Geser ke atas
News Ekbis Sosok Halal Pelesir Olahraga Nasional Daerah Otomotif

Kanal

Perjuangan Tanpa Lelah Gubernur Mirza Benahi Carut-Marut Tata Niaga Singkong di Lampung, ini Solusinya
Lampungpro.co, 27-Jun-2025

Amiruddin Sormin 510

Share

Gubernur Lampung Rahmat Mirzani Djausal saat menyuarakan pembenahan tata niaga singkong dalam RDP bersama Baleg DPR RI, Rabu (25/6/2025), di Jakarta | FOTO: DOK. PEMPROV LAMPUNG

JAKARTA (Lampungpro.co): Gejolak tata niaga singkong di Provinsi Lampung tidak muncul tiba-tiba. Sejak awal 2024, gelombang unjuk rasa petani mengguncang kantor pemerintahan daerah dan pabrik-pabrik tapioka. Mereka menuntut keadilan harga, transparansi rafaksi, dan penghapusan praktik manipulasi alat ukur kadar pati.

Kondisi ini menjadi potret suram dari sistem perdagangan singkong yang timpang: petani berproduksi dengan biaya tinggi, namun dihargai murah, sementara industri mendapat bahan baku tanpa jaminan kualitas, namun tetap memaksakan rafaksi sepihak. Ketidakjelasan regulasi, lemahnya pengawasan, serta ketidakseimbangan posisi tawar menjadi akar masalah yang menahun.

Di tengah situasi inilah, Gubernur Lampung, Rahmat Mirzani Djausal, tampil menjadi suara utama daerah dalam Rapat Dengar Pendapat (RDP) bersama Badan Legislasi (Baleg) DPR RI, Rabu (25/6/2025), di Gedung Nusantara I, Senayan, Jakarta.

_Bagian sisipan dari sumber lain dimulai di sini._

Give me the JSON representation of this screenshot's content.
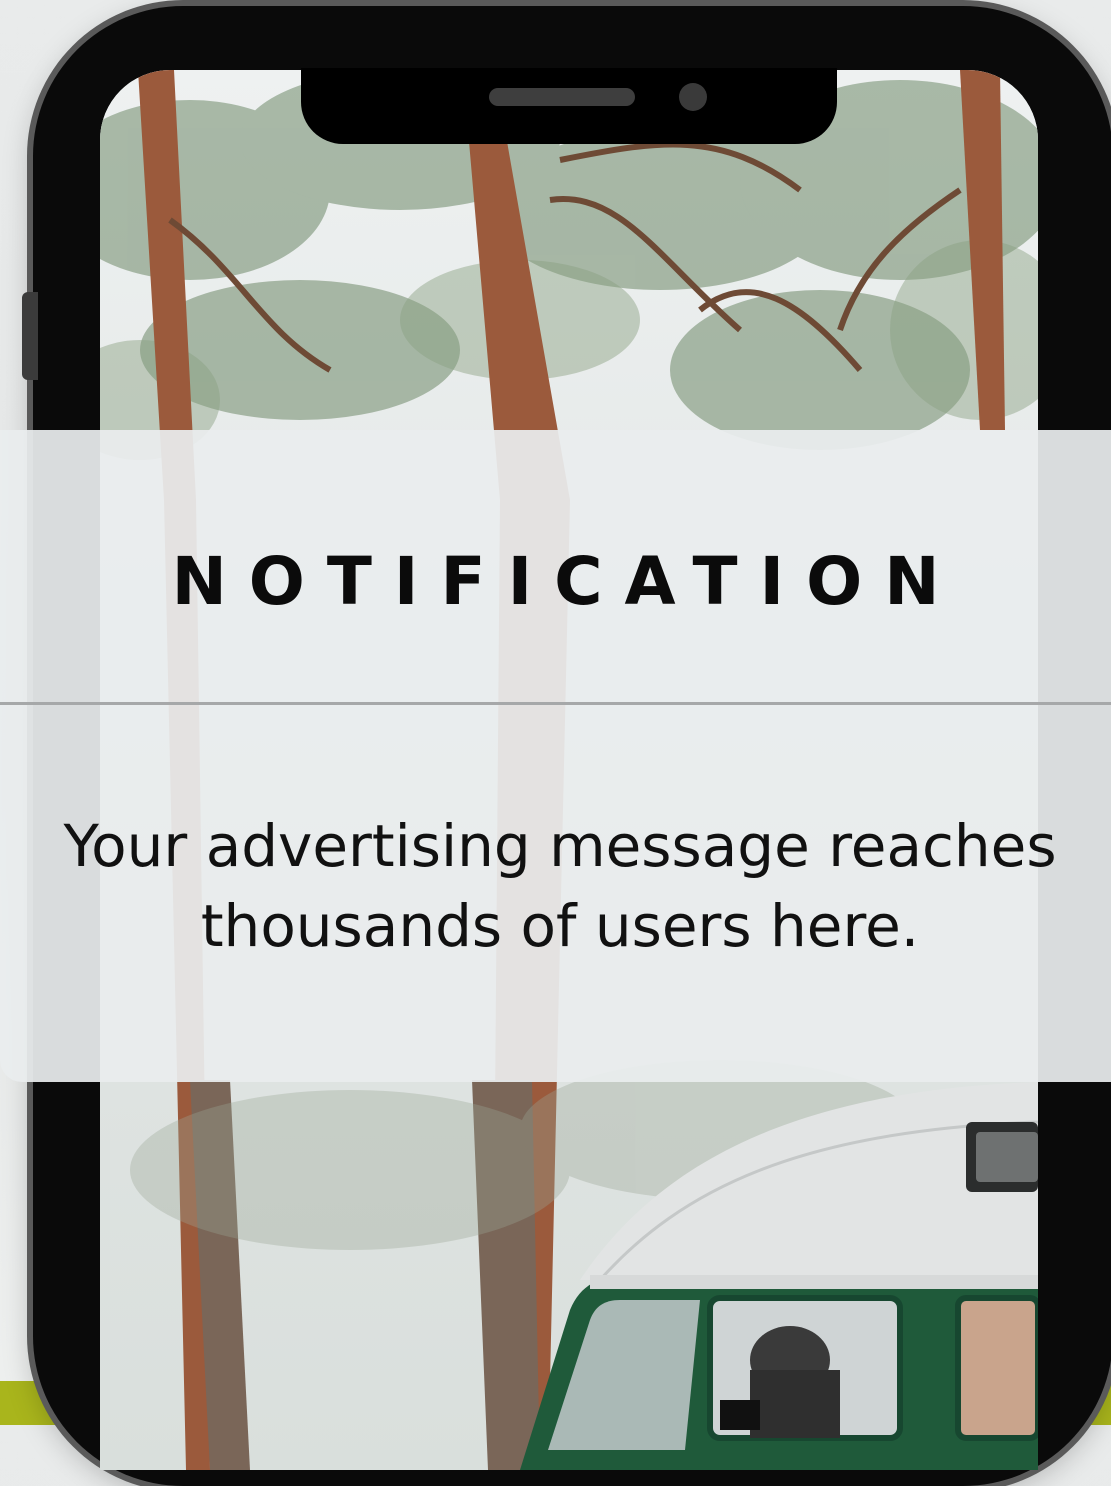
{
  "notification": {
    "title": "NOTIFICATION",
    "message": "Your advertising message reaches thousands of users here."
  },
  "colors": {
    "accent": "#a9b51c",
    "van_green": "#1f5a3a",
    "van_roof": "#e2e4e4"
  },
  "icons": {
    "speaker": "phone-speaker-icon",
    "camera": "front-camera-icon"
  }
}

Dalam forum pembahasan RUU Komoditas Strategis itu, Gubernur Mirza secara lugas menyuarakan perjuangan petani singkong dan kepentingan industri dalam negeri yang kian tergerus oleh produk impor murah.

"Singkong adalah komoditas strategis karena menjadi bahan baku utama industri tapioka, namun Indonesia belum menjadi pemain utama produk turunannya," tegas Gubernur Mirza di hadapan anggota dewan dan kementerian terkait.

Gubernur Mirza menjelaskan, 95 persen produksi singkong di Lampung masuk ke industri. Namun kadar pati di tingkat petani rata-rata hanya 18–20 persen—di bawah standar industri.

Akibatnya, rafaksi yang dikenakan seringkali melebihi 20 persen tanpa kejelasan penghitungan. Tak hanya itu, harga jual singkong petani kerap jatuh hingga di bawah Rp1.000/kg, sementara biaya produksi terus naik akibat minimnya subsidi.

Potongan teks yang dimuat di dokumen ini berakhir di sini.